🌐 Distributed Database Systems (DDS)
1. What is a Distributed Database System?
A Distributed Database System is a collection of multiple interconnected databases that are distributed across different physical locations (different computers, networks, or sites) but function as a single logical database to users.
- Data is stored across multiple sites.
- Users can access and manipulate data transparently, without knowing its physical location.

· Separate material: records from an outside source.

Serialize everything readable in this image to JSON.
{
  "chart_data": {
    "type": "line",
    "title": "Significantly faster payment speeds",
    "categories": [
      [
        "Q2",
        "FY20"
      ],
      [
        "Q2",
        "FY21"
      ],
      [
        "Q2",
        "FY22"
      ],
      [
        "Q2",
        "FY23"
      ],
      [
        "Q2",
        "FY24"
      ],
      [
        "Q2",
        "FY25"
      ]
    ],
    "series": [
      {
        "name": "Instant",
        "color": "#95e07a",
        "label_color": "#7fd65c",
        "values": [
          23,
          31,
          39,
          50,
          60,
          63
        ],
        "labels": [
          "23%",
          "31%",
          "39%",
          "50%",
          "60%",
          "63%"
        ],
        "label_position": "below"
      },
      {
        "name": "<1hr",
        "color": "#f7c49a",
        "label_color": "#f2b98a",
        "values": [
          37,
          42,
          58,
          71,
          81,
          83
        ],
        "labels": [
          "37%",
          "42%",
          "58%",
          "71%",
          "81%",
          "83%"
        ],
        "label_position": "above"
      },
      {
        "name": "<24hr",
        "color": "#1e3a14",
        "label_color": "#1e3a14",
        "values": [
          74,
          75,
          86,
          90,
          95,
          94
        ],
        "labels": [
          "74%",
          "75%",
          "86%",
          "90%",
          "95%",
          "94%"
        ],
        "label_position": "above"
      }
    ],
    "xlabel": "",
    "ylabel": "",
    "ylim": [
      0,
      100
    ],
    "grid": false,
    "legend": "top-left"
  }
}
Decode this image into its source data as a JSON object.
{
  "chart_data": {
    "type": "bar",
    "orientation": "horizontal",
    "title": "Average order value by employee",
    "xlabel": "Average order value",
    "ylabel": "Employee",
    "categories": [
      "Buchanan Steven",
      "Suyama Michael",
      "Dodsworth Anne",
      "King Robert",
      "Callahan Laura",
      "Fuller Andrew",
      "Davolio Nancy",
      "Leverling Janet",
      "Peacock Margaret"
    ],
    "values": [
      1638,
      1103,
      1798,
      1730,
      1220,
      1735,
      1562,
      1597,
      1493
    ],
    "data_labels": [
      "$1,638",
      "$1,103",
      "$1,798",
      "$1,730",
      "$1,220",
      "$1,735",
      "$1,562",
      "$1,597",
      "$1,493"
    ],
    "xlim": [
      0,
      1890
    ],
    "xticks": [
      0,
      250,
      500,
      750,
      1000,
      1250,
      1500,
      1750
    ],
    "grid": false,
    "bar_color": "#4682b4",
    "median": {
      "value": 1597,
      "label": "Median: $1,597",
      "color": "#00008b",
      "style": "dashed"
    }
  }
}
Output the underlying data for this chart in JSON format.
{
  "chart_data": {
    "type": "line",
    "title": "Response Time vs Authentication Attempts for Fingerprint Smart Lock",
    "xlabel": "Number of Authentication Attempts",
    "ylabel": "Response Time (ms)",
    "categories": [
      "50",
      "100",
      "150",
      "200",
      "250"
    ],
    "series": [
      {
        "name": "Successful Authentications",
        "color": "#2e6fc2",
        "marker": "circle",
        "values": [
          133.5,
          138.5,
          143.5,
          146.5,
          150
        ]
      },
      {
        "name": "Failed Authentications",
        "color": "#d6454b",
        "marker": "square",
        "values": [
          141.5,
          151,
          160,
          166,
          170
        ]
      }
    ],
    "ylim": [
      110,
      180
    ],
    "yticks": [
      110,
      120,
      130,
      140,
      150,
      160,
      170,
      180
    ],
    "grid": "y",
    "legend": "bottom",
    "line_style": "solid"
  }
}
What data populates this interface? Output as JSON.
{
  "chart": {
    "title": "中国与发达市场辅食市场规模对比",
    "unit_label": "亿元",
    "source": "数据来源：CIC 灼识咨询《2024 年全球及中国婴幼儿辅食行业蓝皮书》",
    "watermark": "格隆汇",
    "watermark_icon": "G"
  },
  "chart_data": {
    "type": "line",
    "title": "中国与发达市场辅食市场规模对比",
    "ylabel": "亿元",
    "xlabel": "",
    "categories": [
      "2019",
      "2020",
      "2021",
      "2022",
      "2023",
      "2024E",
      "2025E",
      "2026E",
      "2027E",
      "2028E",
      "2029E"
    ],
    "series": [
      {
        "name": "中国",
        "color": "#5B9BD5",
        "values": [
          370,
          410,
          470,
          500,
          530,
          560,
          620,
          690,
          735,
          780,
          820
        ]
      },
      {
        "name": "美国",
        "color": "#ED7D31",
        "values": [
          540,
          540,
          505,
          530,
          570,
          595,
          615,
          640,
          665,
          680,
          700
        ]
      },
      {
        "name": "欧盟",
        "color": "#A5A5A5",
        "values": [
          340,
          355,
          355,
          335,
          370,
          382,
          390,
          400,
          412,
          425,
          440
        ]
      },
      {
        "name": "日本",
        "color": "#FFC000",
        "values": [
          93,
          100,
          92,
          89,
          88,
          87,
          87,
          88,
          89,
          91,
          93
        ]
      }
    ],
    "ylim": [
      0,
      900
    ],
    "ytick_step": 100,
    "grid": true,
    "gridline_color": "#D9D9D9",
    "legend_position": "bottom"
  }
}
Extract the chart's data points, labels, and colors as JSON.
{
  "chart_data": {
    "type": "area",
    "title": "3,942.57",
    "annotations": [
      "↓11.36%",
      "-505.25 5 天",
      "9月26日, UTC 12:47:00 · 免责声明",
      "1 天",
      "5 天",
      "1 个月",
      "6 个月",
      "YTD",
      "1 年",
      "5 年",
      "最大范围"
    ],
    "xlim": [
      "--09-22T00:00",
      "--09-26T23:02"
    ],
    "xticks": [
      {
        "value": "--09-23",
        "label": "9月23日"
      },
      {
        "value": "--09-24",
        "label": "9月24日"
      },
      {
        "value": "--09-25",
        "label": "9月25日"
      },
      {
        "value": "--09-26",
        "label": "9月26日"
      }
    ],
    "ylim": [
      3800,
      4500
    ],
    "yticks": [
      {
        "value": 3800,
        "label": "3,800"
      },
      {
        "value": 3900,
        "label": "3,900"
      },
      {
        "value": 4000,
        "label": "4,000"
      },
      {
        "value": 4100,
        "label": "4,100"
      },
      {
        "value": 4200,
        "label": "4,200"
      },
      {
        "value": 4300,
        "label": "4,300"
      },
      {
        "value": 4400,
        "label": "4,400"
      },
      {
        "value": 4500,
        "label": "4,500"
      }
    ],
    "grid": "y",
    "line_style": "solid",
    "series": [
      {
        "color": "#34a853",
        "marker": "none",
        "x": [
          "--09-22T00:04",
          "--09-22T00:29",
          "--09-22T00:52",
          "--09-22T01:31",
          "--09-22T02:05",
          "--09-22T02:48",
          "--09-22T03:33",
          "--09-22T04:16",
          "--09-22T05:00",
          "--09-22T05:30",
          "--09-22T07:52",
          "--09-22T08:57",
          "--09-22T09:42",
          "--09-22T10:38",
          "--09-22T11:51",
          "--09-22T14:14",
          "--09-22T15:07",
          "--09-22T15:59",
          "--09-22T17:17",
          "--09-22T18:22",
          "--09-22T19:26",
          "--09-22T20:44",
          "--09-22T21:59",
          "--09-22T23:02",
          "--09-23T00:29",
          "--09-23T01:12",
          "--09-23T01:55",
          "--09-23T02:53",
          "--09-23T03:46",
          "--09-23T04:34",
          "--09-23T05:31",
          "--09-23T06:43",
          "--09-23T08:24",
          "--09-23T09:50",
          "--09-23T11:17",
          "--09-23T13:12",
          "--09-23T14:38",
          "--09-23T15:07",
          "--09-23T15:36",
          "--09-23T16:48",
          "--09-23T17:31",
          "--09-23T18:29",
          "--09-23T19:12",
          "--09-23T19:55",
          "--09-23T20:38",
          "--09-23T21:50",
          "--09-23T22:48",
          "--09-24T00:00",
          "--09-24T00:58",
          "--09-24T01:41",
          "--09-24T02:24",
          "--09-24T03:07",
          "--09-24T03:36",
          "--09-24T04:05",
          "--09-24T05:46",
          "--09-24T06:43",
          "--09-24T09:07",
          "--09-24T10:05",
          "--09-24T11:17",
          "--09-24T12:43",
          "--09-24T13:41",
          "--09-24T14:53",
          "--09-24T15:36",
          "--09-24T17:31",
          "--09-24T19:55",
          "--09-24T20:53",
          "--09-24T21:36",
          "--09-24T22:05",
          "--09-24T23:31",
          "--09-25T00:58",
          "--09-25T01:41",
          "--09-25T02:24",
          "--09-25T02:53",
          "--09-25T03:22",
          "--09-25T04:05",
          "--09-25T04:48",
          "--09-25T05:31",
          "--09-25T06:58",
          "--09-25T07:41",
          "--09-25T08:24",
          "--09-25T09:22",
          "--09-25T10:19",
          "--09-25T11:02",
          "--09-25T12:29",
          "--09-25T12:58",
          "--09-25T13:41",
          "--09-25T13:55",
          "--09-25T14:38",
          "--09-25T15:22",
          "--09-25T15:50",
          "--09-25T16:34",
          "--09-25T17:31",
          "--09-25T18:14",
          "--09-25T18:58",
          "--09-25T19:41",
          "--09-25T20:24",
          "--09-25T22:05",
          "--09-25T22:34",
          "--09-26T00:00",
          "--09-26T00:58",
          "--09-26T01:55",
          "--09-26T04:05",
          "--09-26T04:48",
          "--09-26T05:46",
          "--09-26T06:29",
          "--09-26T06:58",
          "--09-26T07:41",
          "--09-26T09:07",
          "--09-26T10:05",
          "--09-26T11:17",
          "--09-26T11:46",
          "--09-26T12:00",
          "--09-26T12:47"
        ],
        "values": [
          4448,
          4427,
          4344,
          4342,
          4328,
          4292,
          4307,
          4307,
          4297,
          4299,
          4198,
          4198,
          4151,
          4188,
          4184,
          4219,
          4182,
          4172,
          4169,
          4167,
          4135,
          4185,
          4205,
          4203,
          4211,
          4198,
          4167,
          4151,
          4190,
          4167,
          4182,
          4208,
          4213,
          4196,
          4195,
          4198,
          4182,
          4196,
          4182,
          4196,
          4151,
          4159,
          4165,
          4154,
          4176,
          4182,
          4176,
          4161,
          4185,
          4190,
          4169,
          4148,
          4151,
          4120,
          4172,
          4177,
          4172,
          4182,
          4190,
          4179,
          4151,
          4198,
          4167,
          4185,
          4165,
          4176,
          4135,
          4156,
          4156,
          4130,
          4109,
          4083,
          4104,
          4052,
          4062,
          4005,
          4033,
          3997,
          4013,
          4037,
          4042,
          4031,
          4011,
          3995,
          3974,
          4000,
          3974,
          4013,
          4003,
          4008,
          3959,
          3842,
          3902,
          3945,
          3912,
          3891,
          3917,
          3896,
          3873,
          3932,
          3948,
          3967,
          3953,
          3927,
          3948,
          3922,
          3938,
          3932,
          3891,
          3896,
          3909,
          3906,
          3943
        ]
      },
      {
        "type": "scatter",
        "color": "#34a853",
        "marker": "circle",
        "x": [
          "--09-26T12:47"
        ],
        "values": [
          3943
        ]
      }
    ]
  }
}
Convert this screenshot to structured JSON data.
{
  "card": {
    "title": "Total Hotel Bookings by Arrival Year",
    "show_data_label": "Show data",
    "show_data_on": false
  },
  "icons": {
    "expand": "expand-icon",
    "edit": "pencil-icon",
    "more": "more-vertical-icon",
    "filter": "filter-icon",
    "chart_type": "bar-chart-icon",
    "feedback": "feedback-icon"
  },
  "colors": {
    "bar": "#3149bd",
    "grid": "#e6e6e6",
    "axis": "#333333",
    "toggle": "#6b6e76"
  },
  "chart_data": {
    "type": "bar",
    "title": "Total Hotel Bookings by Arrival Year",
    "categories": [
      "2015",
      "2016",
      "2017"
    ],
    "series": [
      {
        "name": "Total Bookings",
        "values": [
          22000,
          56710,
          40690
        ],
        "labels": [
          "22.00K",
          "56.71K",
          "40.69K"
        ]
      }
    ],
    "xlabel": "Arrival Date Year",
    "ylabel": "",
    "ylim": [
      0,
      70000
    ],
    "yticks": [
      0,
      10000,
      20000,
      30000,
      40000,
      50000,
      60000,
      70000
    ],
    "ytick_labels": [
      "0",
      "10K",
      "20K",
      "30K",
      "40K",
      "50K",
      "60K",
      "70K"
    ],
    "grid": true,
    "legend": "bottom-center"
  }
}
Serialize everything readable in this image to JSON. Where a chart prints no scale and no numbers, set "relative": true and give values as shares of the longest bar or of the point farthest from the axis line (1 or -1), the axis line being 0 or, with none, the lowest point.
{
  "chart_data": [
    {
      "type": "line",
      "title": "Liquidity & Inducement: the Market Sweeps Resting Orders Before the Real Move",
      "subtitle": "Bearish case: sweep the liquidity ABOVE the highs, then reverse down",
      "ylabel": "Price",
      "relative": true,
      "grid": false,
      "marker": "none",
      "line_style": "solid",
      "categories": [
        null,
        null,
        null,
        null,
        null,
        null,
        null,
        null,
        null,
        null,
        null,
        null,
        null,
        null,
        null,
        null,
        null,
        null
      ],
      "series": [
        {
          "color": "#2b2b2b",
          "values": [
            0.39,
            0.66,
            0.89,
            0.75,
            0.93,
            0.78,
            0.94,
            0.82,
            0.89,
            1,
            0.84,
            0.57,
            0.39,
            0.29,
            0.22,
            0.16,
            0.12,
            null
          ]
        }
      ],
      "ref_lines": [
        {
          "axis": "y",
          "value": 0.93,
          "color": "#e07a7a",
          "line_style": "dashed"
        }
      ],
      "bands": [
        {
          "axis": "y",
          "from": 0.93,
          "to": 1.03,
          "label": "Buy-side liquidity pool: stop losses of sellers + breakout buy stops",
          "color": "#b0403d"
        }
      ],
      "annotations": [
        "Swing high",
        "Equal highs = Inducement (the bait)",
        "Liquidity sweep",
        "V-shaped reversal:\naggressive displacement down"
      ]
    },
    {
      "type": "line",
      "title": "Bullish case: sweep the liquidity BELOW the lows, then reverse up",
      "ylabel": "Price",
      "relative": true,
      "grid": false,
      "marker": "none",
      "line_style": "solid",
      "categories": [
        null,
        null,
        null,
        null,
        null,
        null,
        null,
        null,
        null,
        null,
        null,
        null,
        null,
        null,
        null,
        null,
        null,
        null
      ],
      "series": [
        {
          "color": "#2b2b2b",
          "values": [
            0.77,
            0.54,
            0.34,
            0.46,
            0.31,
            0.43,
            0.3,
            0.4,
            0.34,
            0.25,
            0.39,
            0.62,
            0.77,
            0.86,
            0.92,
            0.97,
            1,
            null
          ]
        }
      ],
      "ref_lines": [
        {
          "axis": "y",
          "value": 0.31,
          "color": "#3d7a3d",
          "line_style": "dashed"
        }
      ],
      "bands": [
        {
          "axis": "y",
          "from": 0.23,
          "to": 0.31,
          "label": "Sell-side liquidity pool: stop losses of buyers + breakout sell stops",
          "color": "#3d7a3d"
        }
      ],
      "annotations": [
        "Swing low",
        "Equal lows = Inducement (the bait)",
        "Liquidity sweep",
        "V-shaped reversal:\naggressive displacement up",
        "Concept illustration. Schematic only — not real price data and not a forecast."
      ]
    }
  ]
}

- Supports concurrency, reliability, and fault tolerance.
2. Key Characteristics
| Feature |
Description |
| Distribution |
Data stored at multiple sites geographically separated. |
| Autonomy |
Each site can operate independently but coordinate with others. |
| Transparency |
Users see a unified database, hiding distribution details. |
| Replication |
Copies of data stored at multiple sites for reliability and performance. |
| Concurrency Control |
Ensures consistency when multiple sites access data simultaneously. |
3. Types of Distributed Databases
| Type |
Description |
| Homogeneous DDS |
All sites use the same DBMS software and schema. |
| Heterogeneous DDS |
Different sites may use different DBMS products and schemas; requires complex integration. |
4. Data Distribution Strategies
| Strategy |
Description |
| Fragmentation |
Dividing tables into smaller fragments to store across sites. |
| - Horizontal |
Rows of a table are distributed (e.g., by region). |
| - Vertical |
Columns of a table are distributed (e.g., sensitive columns separate). |
| Replication |
Copying entire tables or fragments at multiple sites. |
5. Advantages of Distributed Databases
- Improved reliability and availability (due to replication).
- Faster access to data by locating it closer to users.
- Scalability by adding more sites.
- Local autonomy while maintaining a global database.
- Parallel query processing can improve performance.
6. Challenges in Distributed Databases
| Challenge |
Explanation |
| Data Integrity |
Maintaining consistency across distributed copies. |
| Distributed Transactions |
Coordinating transactions spanning multiple sites. |
| Concurrency Control |
Handling concurrent access and locking across sites. |
| Query Processing |
Optimizing queries over distributed data. |
| Network Issues |
Handling latency, failures, and communication delays. |
| Security |
Securing data across multiple sites and networks. |
7. Distributed Transaction Management
- Ensures ACID properties across multiple sites.
- Uses protocols like Two-Phase Commit (2PC) for atomic commits.
- Coordination between sites to commit or rollback changes consistently.
8. Query Processing in DDS
- Query decomposition into subqueries executed at local sites.
- Data localization: minimizing data transfer over the network.
- Query optimization considers site capabilities and network cost.
9. Example Scenario
Imagine a retail company with databases at different branches worldwide:
- Each branch stores local sales data (horizontal fragmentation).
- A central site may hold replicated summary data.
- Users can query the distributed system seamlessly.
10. Summary Table
| Aspect |
Description |
| Distributed Database |
Database spread across multiple sites |
| Homogeneous vs Heterogeneous |
Same or different DBMS at sites |
| Fragmentation |
Dividing data horizontally or vertically |
| Replication |
Storing copies of data for fault tolerance |
| Distributed Transactions |
Maintaining ACID across sites |
| Query Processing |
Decomposing and optimizing distributed queries |
| Challenges |
Integrity, concurrency, network, security |
Why Distributed Databases?
- Support global applications requiring data sharing.
- Enhance fault tolerance and disaster recovery.
- Allow local control while enabling a global view.